A Newmont gold facility lit up at night. Image source: Newmont Mining.

A dividend is not only an important way for a company to return value to its shareholders, but it's also often viewed as a signaling mechanism. Rising dividends are seen as suggesting good things ahead; falling dividends the opposite.

But Newmont Mining Corp (NYSE:NEM) turns that on its head. Here's why and how the recent dividend declaration is a bigger deal than you may think.

Commodities are tough
When times are flush, a gold miner like Newmont can have more cash then it knows what to do with. That's because gold prices often advance much faster than the cost of mining, so there's leverage to the upside. That's true throughout the commodity market. However, it's doubly true of Newmont, because it doesn't lock in gold prices with hedges, so as gold goes, so go Newmont's top and bottom lines.

That, of course, means Newmont's results can be more volatile than competitors that hedge, but it also means Newmont will be among the first to benefit (and get hurt by) gold's moves. Times are tough right now, and Newmont's results are, predictably, suffering relative to when gold was hitting new highs not too long ago.

So, it shouldn't be any surprise that Newmont's dividend has fallen from over $1.40 a share in 2012 to a run rate of about $0.10 a share per year recently. Many other miners have cut dividends, too, including Barrick Gold (NYSE:GOLD), which trimmed its payout from an annual $0.75 a share in 2012 to a current run rate of about $0.08. But don't read too much into this at Newmont, because its dividend is linked directly to the price of gold.

There's a link, here
Newmont has basically embraced the idea that gold is a volatile commodity and tied its dividend to explicit gold price ranges. So, as gold goes up in price, so does your dividend. And as gold's price declines, so does the dividend. It's almost a refreshing arrangement in that it is both open and, so long as you understand it, logical.

That said, the company's dividend is slated to be cut to zero if gold prices fall below $1,200 an ounce. In the second quarter, Newmont's realized gold price was $1,179 an ounce. That should have triggered the elimination of the distribution based on the plan. It didn't. The company decided to keep paying $0.025 a share in the third quarter.

Image source: Newmont Mining.

What's the signal?
When making the announcement of the dividend, the company noted:

The average London Bullion Market Association (LBMA) P.M. Gold Price during the second quarter fell below the Company's gold price linked dividend policy threshold of $1,200 per ounce. The Board of Directors authorized the Company to maintain the dividend for the third quarter based on strong year-to-date operating and financial performance.

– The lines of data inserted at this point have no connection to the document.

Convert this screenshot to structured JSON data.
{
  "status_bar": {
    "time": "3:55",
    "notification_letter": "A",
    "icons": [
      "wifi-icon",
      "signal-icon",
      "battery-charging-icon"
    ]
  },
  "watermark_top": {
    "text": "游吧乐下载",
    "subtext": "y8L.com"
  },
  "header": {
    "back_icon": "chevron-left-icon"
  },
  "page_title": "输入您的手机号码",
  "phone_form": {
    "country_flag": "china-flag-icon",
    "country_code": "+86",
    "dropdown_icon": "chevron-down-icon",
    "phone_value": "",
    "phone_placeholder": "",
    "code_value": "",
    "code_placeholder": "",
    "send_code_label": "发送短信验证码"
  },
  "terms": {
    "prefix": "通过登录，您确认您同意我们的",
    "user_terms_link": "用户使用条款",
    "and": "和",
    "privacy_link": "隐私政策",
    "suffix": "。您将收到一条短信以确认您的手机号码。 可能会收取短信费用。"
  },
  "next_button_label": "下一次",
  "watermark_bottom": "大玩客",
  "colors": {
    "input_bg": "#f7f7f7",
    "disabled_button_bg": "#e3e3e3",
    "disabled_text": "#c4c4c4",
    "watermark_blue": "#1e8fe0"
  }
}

In other words, Newmont is trying to make a statement that things are bad, but maybe not as bad as you think. Could that change? Clearly it could. But for right now, the company is confident enough in its financial and industry positions to keep returning value to shareholders via the distribution. Which is a huge takeaway, and one that makes even a small $0.10 a year dividend a big piece of information. However, if you didn't understand the dividend policy, you might not have seen just how large a statement the continuation of the dividend was.

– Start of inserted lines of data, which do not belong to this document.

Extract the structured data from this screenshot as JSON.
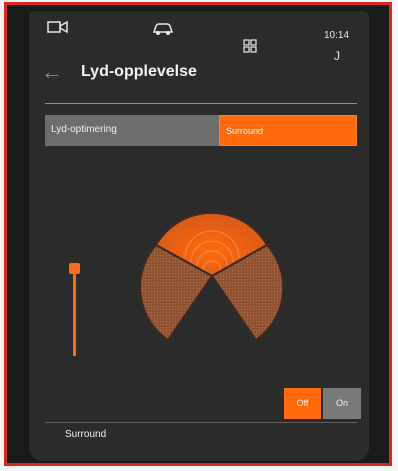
{
  "statusbar": {
    "time": "10:14",
    "user_initial": "J",
    "icons": [
      "camera-icon",
      "car-icon",
      "apps-grid-icon"
    ]
  },
  "header": {
    "back_icon": "arrow-left-icon",
    "title": "Lyd-opplevelse"
  },
  "sound_optimization": {
    "label": "Lyd-optimering",
    "selected_value": "Surround"
  },
  "surround": {
    "label": "Surround",
    "options": [
      "Off",
      "On"
    ],
    "selected": "Off"
  },
  "colors": {
    "accent": "#ff6a0c",
    "background": "#2b2b2b",
    "row": "#6d6d6d"
  }
}
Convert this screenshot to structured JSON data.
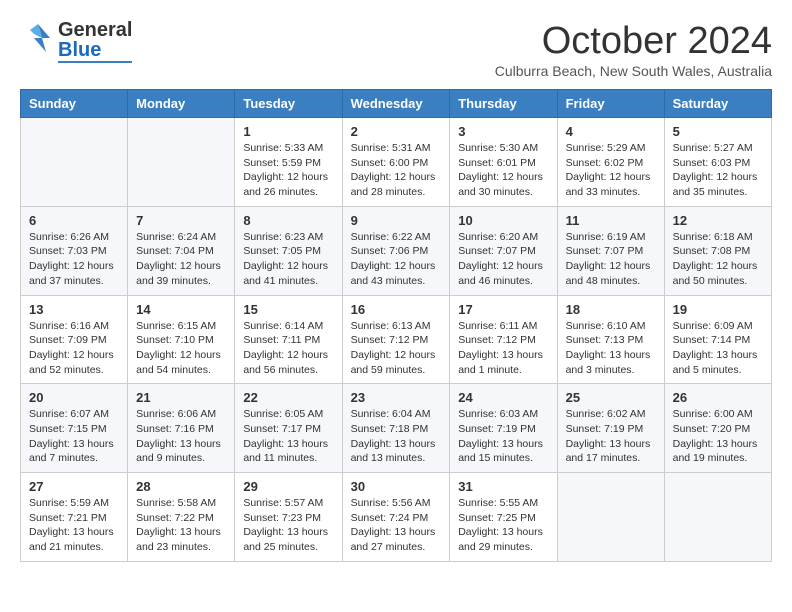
{
  "header": {
    "logo": {
      "general": "General",
      "blue": "Blue"
    },
    "title": "October 2024",
    "subtitle": "Culburra Beach, New South Wales, Australia"
  },
  "days": [
    "Sunday",
    "Monday",
    "Tuesday",
    "Wednesday",
    "Thursday",
    "Friday",
    "Saturday"
  ],
  "weeks": [
    [
      {
        "num": "",
        "lines": []
      },
      {
        "num": "",
        "lines": []
      },
      {
        "num": "1",
        "lines": [
          "Sunrise: 5:33 AM",
          "Sunset: 5:59 PM",
          "Daylight: 12 hours",
          "and 26 minutes."
        ]
      },
      {
        "num": "2",
        "lines": [
          "Sunrise: 5:31 AM",
          "Sunset: 6:00 PM",
          "Daylight: 12 hours",
          "and 28 minutes."
        ]
      },
      {
        "num": "3",
        "lines": [
          "Sunrise: 5:30 AM",
          "Sunset: 6:01 PM",
          "Daylight: 12 hours",
          "and 30 minutes."
        ]
      },
      {
        "num": "4",
        "lines": [
          "Sunrise: 5:29 AM",
          "Sunset: 6:02 PM",
          "Daylight: 12 hours",
          "and 33 minutes."
        ]
      },
      {
        "num": "5",
        "lines": [
          "Sunrise: 5:27 AM",
          "Sunset: 6:03 PM",
          "Daylight: 12 hours",
          "and 35 minutes."
        ]
      }
    ],
    [
      {
        "num": "6",
        "lines": [
          "Sunrise: 6:26 AM",
          "Sunset: 7:03 PM",
          "Daylight: 12 hours",
          "and 37 minutes."
        ]
      },
      {
        "num": "7",
        "lines": [
          "Sunrise: 6:24 AM",
          "Sunset: 7:04 PM",
          "Daylight: 12 hours",
          "and 39 minutes."
        ]
      },
      {
        "num": "8",
        "lines": [
          "Sunrise: 6:23 AM",
          "Sunset: 7:05 PM",
          "Daylight: 12 hours",
          "and 41 minutes."
        ]
      },
      {
        "num": "9",
        "lines": [
          "Sunrise: 6:22 AM",
          "Sunset: 7:06 PM",
          "Daylight: 12 hours",
          "and 43 minutes."
        ]
      },
      {
        "num": "10",
        "lines": [
          "Sunrise: 6:20 AM",
          "Sunset: 7:07 PM",
          "Daylight: 12 hours",
          "and 46 minutes."
        ]
      },
      {
        "num": "11",
        "lines": [
          "Sunrise: 6:19 AM",
          "Sunset: 7:07 PM",
          "Daylight: 12 hours",
          "and 48 minutes."
        ]
      },
      {
        "num": "12",
        "lines": [
          "Sunrise: 6:18 AM",
          "Sunset: 7:08 PM",
          "Daylight: 12 hours",
          "and 50 minutes."
        ]
      }
    ],
    [
      {
        "num": "13",
        "lines": [
          "Sunrise: 6:16 AM",
          "Sunset: 7:09 PM",
          "Daylight: 12 hours",
          "and 52 minutes."
        ]
      },
      {
        "num": "14",
        "lines": [
          "Sunrise: 6:15 AM",
          "Sunset: 7:10 PM",
          "Daylight: 12 hours",
          "and 54 minutes."
        ]
      },
      {
        "num": "15",
        "lines": [
          "Sunrise: 6:14 AM",
          "Sunset: 7:11 PM",
          "Daylight: 12 hours",
          "and 56 minutes."
        ]
      },
      {
        "num": "16",
        "lines": [
          "Sunrise: 6:13 AM",
          "Sunset: 7:12 PM",
          "Daylight: 12 hours",
          "and 59 minutes."
        ]
      },
      {
        "num": "17",
        "lines": [
          "Sunrise: 6:11 AM",
          "Sunset: 7:12 PM",
          "Daylight: 13 hours",
          "and 1 minute."
        ]
      },
      {
        "num": "18",
        "lines": [
          "Sunrise: 6:10 AM",
          "Sunset: 7:13 PM",
          "Daylight: 13 hours",
          "and 3 minutes."
        ]
      },
      {
        "num": "19",
        "lines": [
          "Sunrise: 6:09 AM",
          "Sunset: 7:14 PM",
          "Daylight: 13 hours",
          "and 5 minutes."
        ]
      }
    ],
    [
      {
        "num": "20",
        "lines": [
          "Sunrise: 6:07 AM",
          "Sunset: 7:15 PM",
          "Daylight: 13 hours",
          "and 7 minutes."
        ]
      },
      {
        "num": "21",
        "lines": [
          "Sunrise: 6:06 AM",
          "Sunset: 7:16 PM",
          "Daylight: 13 hours",
          "and 9 minutes."
        ]
      },
      {
        "num": "22",
        "lines": [
          "Sunrise: 6:05 AM",
          "Sunset: 7:17 PM",
          "Daylight: 13 hours",
          "and 11 minutes."
        ]
      },
      {
        "num": "23",
        "lines": [
          "Sunrise: 6:04 AM",
          "Sunset: 7:18 PM",
          "Daylight: 13 hours",
          "and 13 minutes."
        ]
      },
      {
        "num": "24",
        "lines": [
          "Sunrise: 6:03 AM",
          "Sunset: 7:19 PM",
          "Daylight: 13 hours",
          "and 15 minutes."
        ]
      },
      {
        "num": "25",
        "lines": [
          "Sunrise: 6:02 AM",
          "Sunset: 7:19 PM",
          "Daylight: 13 hours",
          "and 17 minutes."
        ]
      },
      {
        "num": "26",
        "lines": [
          "Sunrise: 6:00 AM",
          "Sunset: 7:20 PM",
          "Daylight: 13 hours",
          "and 19 minutes."
        ]
      }
    ],
    [
      {
        "num": "27",
        "lines": [
          "Sunrise: 5:59 AM",
          "Sunset: 7:21 PM",
          "Daylight: 13 hours",
          "and 21 minutes."
        ]
      },
      {
        "num": "28",
        "lines": [
          "Sunrise: 5:58 AM",
          "Sunset: 7:22 PM",
          "Daylight: 13 hours",
          "and 23 minutes."
        ]
      },
      {
        "num": "29",
        "lines": [
          "Sunrise: 5:57 AM",
          "Sunset: 7:23 PM",
          "Daylight: 13 hours",
          "and 25 minutes."
        ]
      },
      {
        "num": "30",
        "lines": [
          "Sunrise: 5:56 AM",
          "Sunset: 7:24 PM",
          "Daylight: 13 hours",
          "and 27 minutes."
        ]
      },
      {
        "num": "31",
        "lines": [
          "Sunrise: 5:55 AM",
          "Sunset: 7:25 PM",
          "Daylight: 13 hours",
          "and 29 minutes."
        ]
      },
      {
        "num": "",
        "lines": []
      },
      {
        "num": "",
        "lines": []
      }
    ]
  ]
}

Newmont Mining is clearly not appropriate for conservative investors because its financial results and dividend are both tied tightly to often volatile gold prices. That will make both very volatile over time. However, if you are a bit more aggressive, and willing to dig just a little into the story behind the numbers, Newmont can be a great way to get exposure to the yellow metal. Right now, the company may be saying something important with its dividend, even though it's a paltry payment compared to recent years.